Au fond, ils n'avaient plus de commun que le nom avec les anciens utraquistes; ils étaient, en réalité, de vrais protestants. Pleins de confiance dans la force de leur parti et la tolérance de l'empereur, ils osèrent, sous le règne de Maximilien, mettre au jour leurs véritables sentiments. A l'exemple des Allemands, ils rédigèrent une confession de foi, dans laquelle luthériens et calvinistes reconnurent leurs opinions, et ils demandèrent que tous les priviléges de l'Église utraquiste d'autrefois fussent transférés à cette nouvelle confession.

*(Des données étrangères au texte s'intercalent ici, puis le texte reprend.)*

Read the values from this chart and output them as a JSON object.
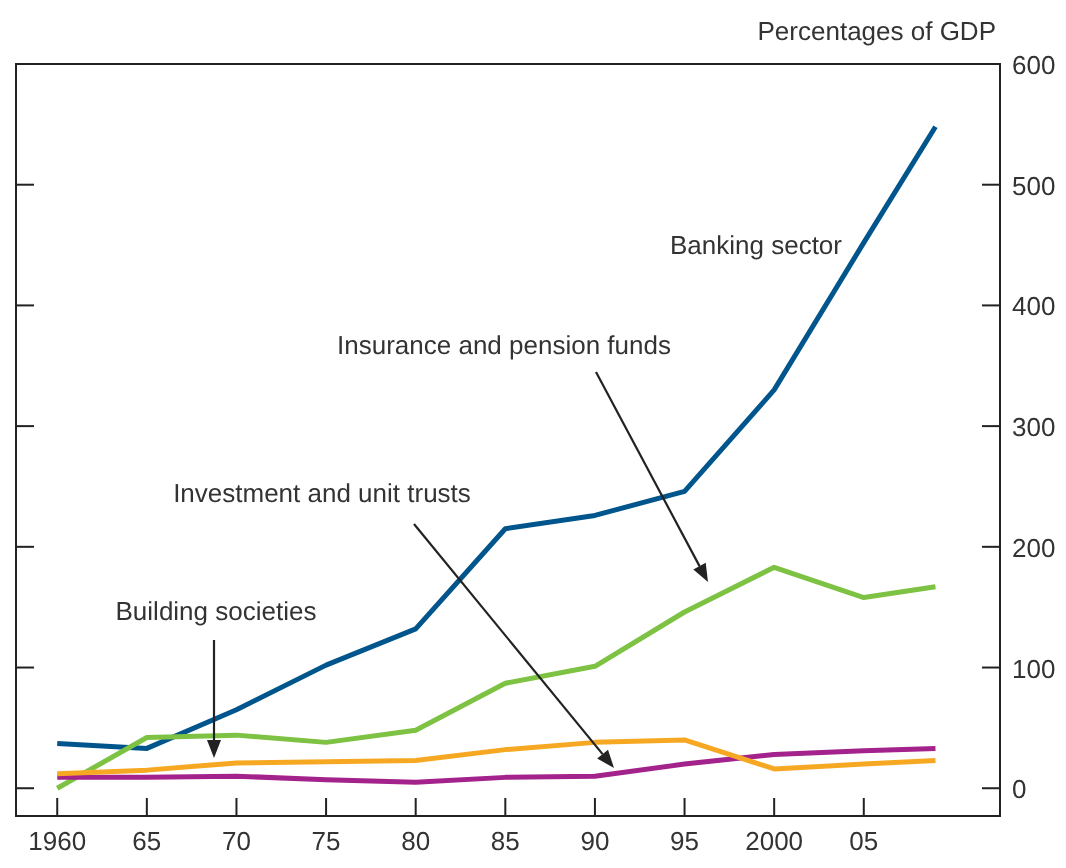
{
  "chart_data": {
    "type": "line",
    "ylabel": "Percentages of GDP",
    "x": [
      1960,
      1965,
      1970,
      1975,
      1980,
      1985,
      1990,
      1995,
      2000,
      2005,
      2009
    ],
    "xlim": [
      1957.7,
      2012.6
    ],
    "ylim": [
      -23,
      600
    ],
    "xticks": [
      1960,
      {
        "value": 1965,
        "label": "65"
      },
      {
        "value": 1970,
        "label": "70"
      },
      {
        "value": 1975,
        "label": "75"
      },
      {
        "value": 1980,
        "label": "80"
      },
      {
        "value": 1985,
        "label": "85"
      },
      {
        "value": 1990,
        "label": "90"
      },
      {
        "value": 1995,
        "label": "95"
      },
      2000,
      {
        "value": 2005,
        "label": "05"
      }
    ],
    "yticks": [
      0,
      100,
      200,
      300,
      400,
      500,
      600
    ],
    "marker": "none",
    "line_style": "solid",
    "series": [
      {
        "name": "Banking sector",
        "color": "#00558c",
        "values": [
          37,
          33,
          65,
          102,
          132,
          215,
          226,
          246,
          330,
          452,
          548
        ]
      },
      {
        "name": "Insurance and pension funds",
        "color": "#7dc242",
        "values": [
          0,
          42,
          44,
          38,
          48,
          87,
          101,
          146,
          183,
          158,
          167
        ]
      },
      {
        "name": "Investment and unit trusts",
        "color": "#a3228c",
        "values": [
          9,
          9,
          10,
          7,
          5,
          9,
          10,
          20,
          28,
          31,
          33
        ]
      },
      {
        "name": "Building societies",
        "color": "#f7a823",
        "values": [
          12,
          15,
          21,
          22,
          23,
          32,
          38,
          40,
          16,
          20,
          23
        ]
      }
    ]
  }
}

Cette demande rencontra de l'opposition chez leurs collègues catholiques des états, et ils durent se contenter d'une assurance verbale de la bouche de l'empereur.

Tant que Maximilien vécut, ils jouirent, même sous leur nouvelle forme, d'une complète tolérance; mais, sous son successeur, les choses changèrent de face. Il parut un édit impérial qui enlevait aux soi-disant frères bohêmes la liberté de religion. Ces frères bohêmes ne se distinguaient en rien des autres utraquistes: la sentence de leur condamnation frappait donc nécessairement à la fois tous les associés à la confession de Bohême. Aussi s'opposèrent-ils unanimement dans la diète au mandat impérial, mais ce fut sans succès. L'empereur et les membres catholiques des états s'appuyèrent sur les compactata et sur le droit national de Bohême, où assurément il ne se trouvait rien encore en faveur d'une religion qui, au temps où cette ancienne législation naquit, n'avait pas encore pour elle la voix de la nation. Mais combien de changements s'étaient faits depuis! Ce qui n'était alors qu'une secte insignifiante était devenu l'Église dominante; et n'était-ce pas une véritable chicane de vouloir fixer par d'anciens pactes les limites d'une religion nouvelle? Les protestants de Bohême invoquèrent la garantie verbale de Maximilien et la liberté religieuse des Allemands, auxquels ils ne voulaient être inférieurs en aucun point. Efforts inutiles: on refusa tout.

 

Tel était en Bohême l'état des choses quand Matthias, déjà maître de la Hongrie, de l'Autriche et de la Moravie, parut devant Kollin, pour soulever aussi les états du pays contre l'empereur. L'embarras de Rodolphe fut à son comble. Abandonné de tous ses autres pays héréditaires, il fondait sa dernière espérance sur les états de Bohême, et il pouvait prévoir qu'ils abuseraient de sa détresse pour le forcer d'admettre leurs prétentions. Après tant d'années, il reparut enfin publiquement à la diète de Prague. Pour montrer, au peuple aussi, qu'il vivait encore, il fallut ouvrir tous les volets de la galerie, longeant la cour, par laquelle il passa. C'est assez dire où, quant à lui, l'on en était venu. Ce qu'il avait craint arriva. Les états, qui sentaient leur importance, ne voulurent entendre à rien, avant d'avoir obtenu pour leurs priviléges constitutionnels et pour la liberté de religion une pleine sûreté. Il était inutile de recourir maintenant encore aux anciens subterfuges; le sort de l'empereur était dans leurs mains: il dut se plier à la nécessité. Cependant, il ne céda que pour les autres demandes: il se réserva de régler à la prochaine diète les affaires de religion.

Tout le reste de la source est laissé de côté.